Metro Manila (CNN Philippines, March 22) — Marikina City’s chief executive on Monday urged the national government to step up its efforts in finding ways to supplement the COVID-19 response of local government units, such as providing additional healthcare capacity and ramped up testing and contact tracing amid the ongoing surge of COVID-19 cases.
Mayor Marcelino Teodoro said hospitals in the city are getting filled to the brim due to the spike in COVID-19 patients being admitted, adding they need to look for medical facilities outside the city that can still take in patients. Some government hospitals in Quezon City have also reached full capacity following the three straight days of record-high numbers of new coronavirus infections over the weekend.
Teodoro called on national government officials to ramp up the One Hospital Command Center, a healthcare network deployed for faster and more efficient COVID-19 case referral.
“This is now the challenge really for the national government or for the Department of Health, to make the One Hospital Command more functional at this point in time,” he told CNN Philippines. “There is a need to further increase the capacity of the national healthcare system. Meaning we need to increase the manpower, equipment, bed capacity to deal with the current outbreak.”

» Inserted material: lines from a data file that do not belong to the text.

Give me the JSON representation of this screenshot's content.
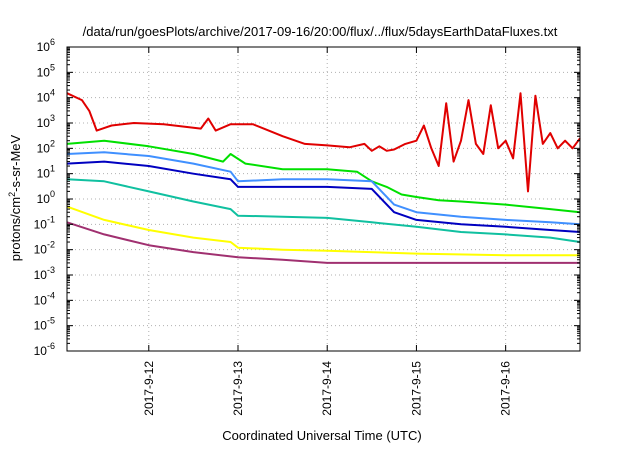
{
  "chart_data": {
    "type": "line",
    "title": "/data/run/goesPlots/archive/2017-09-16/20:00/flux/../flux/5daysEarthDataFluxes.txt",
    "xlabel": "Coordinated Universal Time (UTC)",
    "ylabel": {
      "base": "protons/cm",
      "sup": "2",
      "rest": "-s-sr-MeV"
    },
    "x_scale": "time",
    "xlim": [
      "2017-09-11T02:00",
      "2017-09-16T20:00"
    ],
    "y_scale": "log",
    "ylim": [
      1e-06,
      1000000.0
    ],
    "grid": true,
    "legend": "none",
    "x_ticks": [
      {
        "x": "2017-09-12T00:00",
        "label": "2017-9-12"
      },
      {
        "x": "2017-09-13T00:00",
        "label": "2017-9-13"
      },
      {
        "x": "2017-09-14T00:00",
        "label": "2017-9-14"
      },
      {
        "x": "2017-09-15T00:00",
        "label": "2017-9-15"
      },
      {
        "x": "2017-09-16T00:00",
        "label": "2017-9-16"
      }
    ],
    "y_ticks": [
      {
        "exp": -6,
        "label": "10",
        "sup": "-6"
      },
      {
        "exp": -5,
        "label": "10",
        "sup": "-5"
      },
      {
        "exp": -4,
        "label": "10",
        "sup": "-4"
      },
      {
        "exp": -3,
        "label": "10",
        "sup": "-3"
      },
      {
        "exp": -2,
        "label": "10",
        "sup": "-2"
      },
      {
        "exp": -1,
        "label": "10",
        "sup": "-1"
      },
      {
        "exp": 0,
        "label": "10",
        "sup": "0"
      },
      {
        "exp": 1,
        "label": "10",
        "sup": "1"
      },
      {
        "exp": 2,
        "label": "10",
        "sup": "2"
      },
      {
        "exp": 3,
        "label": "10",
        "sup": "3"
      },
      {
        "exp": 4,
        "label": "10",
        "sup": "4"
      },
      {
        "exp": 5,
        "label": "10",
        "sup": "5"
      },
      {
        "exp": 6,
        "label": "10",
        "sup": "6"
      }
    ],
    "series": [
      {
        "color": "#e00000",
        "x": [
          "2017-09-11T02:00",
          "2017-09-11T06:00",
          "2017-09-11T08:00",
          "2017-09-11T10:00",
          "2017-09-11T14:00",
          "2017-09-11T20:00",
          "2017-09-12T04:00",
          "2017-09-12T10:00",
          "2017-09-12T14:00",
          "2017-09-12T16:00",
          "2017-09-12T18:00",
          "2017-09-12T22:00",
          "2017-09-13T04:00",
          "2017-09-13T12:00",
          "2017-09-13T18:00",
          "2017-09-14T00:00",
          "2017-09-14T06:00",
          "2017-09-14T10:00",
          "2017-09-14T12:00",
          "2017-09-14T14:00",
          "2017-09-14T16:00",
          "2017-09-14T18:00",
          "2017-09-14T21:00",
          "2017-09-15T00:00",
          "2017-09-15T02:00",
          "2017-09-15T04:00",
          "2017-09-15T06:00",
          "2017-09-15T08:00",
          "2017-09-15T10:00",
          "2017-09-15T12:00",
          "2017-09-15T14:00",
          "2017-09-15T16:00",
          "2017-09-15T18:00",
          "2017-09-15T20:00",
          "2017-09-15T22:00",
          "2017-09-16T00:00",
          "2017-09-16T02:00",
          "2017-09-16T04:00",
          "2017-09-16T06:00",
          "2017-09-16T08:00",
          "2017-09-16T10:00",
          "2017-09-16T12:00",
          "2017-09-16T14:00",
          "2017-09-16T16:00",
          "2017-09-16T18:00",
          "2017-09-16T20:00"
        ],
        "values": [
          15000,
          8000,
          3000,
          500,
          800,
          1000,
          900,
          700,
          600,
          1500,
          500,
          900,
          900,
          300,
          150,
          130,
          110,
          150,
          80,
          120,
          80,
          90,
          150,
          200,
          800,
          100,
          20,
          6000,
          30,
          200,
          8000,
          150,
          60,
          5000,
          100,
          200,
          40,
          15000,
          2,
          12000,
          150,
          400,
          100,
          200,
          100,
          250
        ]
      },
      {
        "color": "#00e000",
        "x": [
          "2017-09-11T02:00",
          "2017-09-11T12:00",
          "2017-09-12T00:00",
          "2017-09-12T12:00",
          "2017-09-12T20:00",
          "2017-09-12T22:00",
          "2017-09-13T02:00",
          "2017-09-13T12:00",
          "2017-09-14T00:00",
          "2017-09-14T08:00",
          "2017-09-14T12:00",
          "2017-09-14T16:00",
          "2017-09-14T20:00",
          "2017-09-15T00:00",
          "2017-09-15T06:00",
          "2017-09-15T12:00",
          "2017-09-16T00:00",
          "2017-09-16T12:00",
          "2017-09-16T20:00"
        ],
        "values": [
          150,
          200,
          120,
          60,
          30,
          60,
          25,
          15,
          15,
          12,
          5,
          3,
          1.5,
          1.2,
          0.9,
          0.8,
          0.6,
          0.4,
          0.3
        ]
      },
      {
        "color": "#4090ff",
        "x": [
          "2017-09-11T02:00",
          "2017-09-11T12:00",
          "2017-09-12T00:00",
          "2017-09-12T12:00",
          "2017-09-12T22:00",
          "2017-09-13T00:00",
          "2017-09-13T12:00",
          "2017-09-14T00:00",
          "2017-09-14T12:00",
          "2017-09-14T18:00",
          "2017-09-15T00:00",
          "2017-09-15T12:00",
          "2017-09-16T00:00",
          "2017-09-16T12:00",
          "2017-09-16T20:00"
        ],
        "values": [
          60,
          70,
          50,
          25,
          12,
          5,
          6,
          6,
          5,
          0.6,
          0.3,
          0.2,
          0.15,
          0.12,
          0.1
        ]
      },
      {
        "color": "#0000c0",
        "x": [
          "2017-09-11T02:00",
          "2017-09-11T12:00",
          "2017-09-12T00:00",
          "2017-09-12T12:00",
          "2017-09-12T22:00",
          "2017-09-13T00:00",
          "2017-09-13T12:00",
          "2017-09-14T00:00",
          "2017-09-14T12:00",
          "2017-09-14T18:00",
          "2017-09-15T00:00",
          "2017-09-15T12:00",
          "2017-09-16T00:00",
          "2017-09-16T12:00",
          "2017-09-16T20:00"
        ],
        "values": [
          25,
          30,
          20,
          10,
          6,
          3,
          3,
          3,
          2.5,
          0.3,
          0.15,
          0.1,
          0.08,
          0.06,
          0.05
        ]
      },
      {
        "color": "#10c0a0",
        "x": [
          "2017-09-11T02:00",
          "2017-09-11T12:00",
          "2017-09-12T00:00",
          "2017-09-12T12:00",
          "2017-09-12T22:00",
          "2017-09-13T00:00",
          "2017-09-13T12:00",
          "2017-09-14T00:00",
          "2017-09-14T12:00",
          "2017-09-15T00:00",
          "2017-09-15T12:00",
          "2017-09-16T00:00",
          "2017-09-16T12:00",
          "2017-09-16T20:00"
        ],
        "values": [
          6,
          5,
          2,
          0.8,
          0.4,
          0.22,
          0.2,
          0.18,
          0.12,
          0.08,
          0.05,
          0.04,
          0.03,
          0.02
        ]
      },
      {
        "color": "#ffff00",
        "x": [
          "2017-09-11T02:00",
          "2017-09-11T12:00",
          "2017-09-12T00:00",
          "2017-09-12T12:00",
          "2017-09-12T22:00",
          "2017-09-13T00:00",
          "2017-09-13T12:00",
          "2017-09-14T00:00",
          "2017-09-15T00:00",
          "2017-09-16T00:00",
          "2017-09-16T20:00"
        ],
        "values": [
          0.5,
          0.15,
          0.06,
          0.03,
          0.02,
          0.012,
          0.01,
          0.009,
          0.007,
          0.006,
          0.006
        ]
      },
      {
        "color": "#a03070",
        "x": [
          "2017-09-11T02:00",
          "2017-09-11T12:00",
          "2017-09-12T00:00",
          "2017-09-12T12:00",
          "2017-09-13T00:00",
          "2017-09-13T12:00",
          "2017-09-14T00:00",
          "2017-09-15T00:00",
          "2017-09-16T00:00",
          "2017-09-16T20:00"
        ],
        "values": [
          0.12,
          0.04,
          0.015,
          0.008,
          0.005,
          0.004,
          0.003,
          0.003,
          0.003,
          0.003
        ]
      }
    ]
  }
}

OCTA Research Group projected on Saturday that intensive care units of hospitals in Metro Manila may reach 100% capacity in the first week of April. The government has urged private and public hospitals to increase their dedicated beds for COVID-19 patients in response to the surge of infections in the country.
The Marikina mayor also said the government should also come up with more efficient ways to manage the pandemic. Teodoro called on the private sector to lend a hand in overcoming the case surge.
“What we’re explaining to the national government from the side of the LGU, we should do it more systematically and there should be complementation of resources from the national and local,” he said.
Metro Manila and nearby provinces Rizal, Bulacan, Cavite, and Laguna are under a “general community quarantine bubble” until April 4. This new directive aims to cut the transmission of COVID-19 in areas outside of the bubble by banning leisure travel, mass gatherings, and indoor dining in restaurants, in these areas for two weeks.
Daily COVID-19 infections in the country reached an all-time high on March 20 with nearly 8,000 new cases.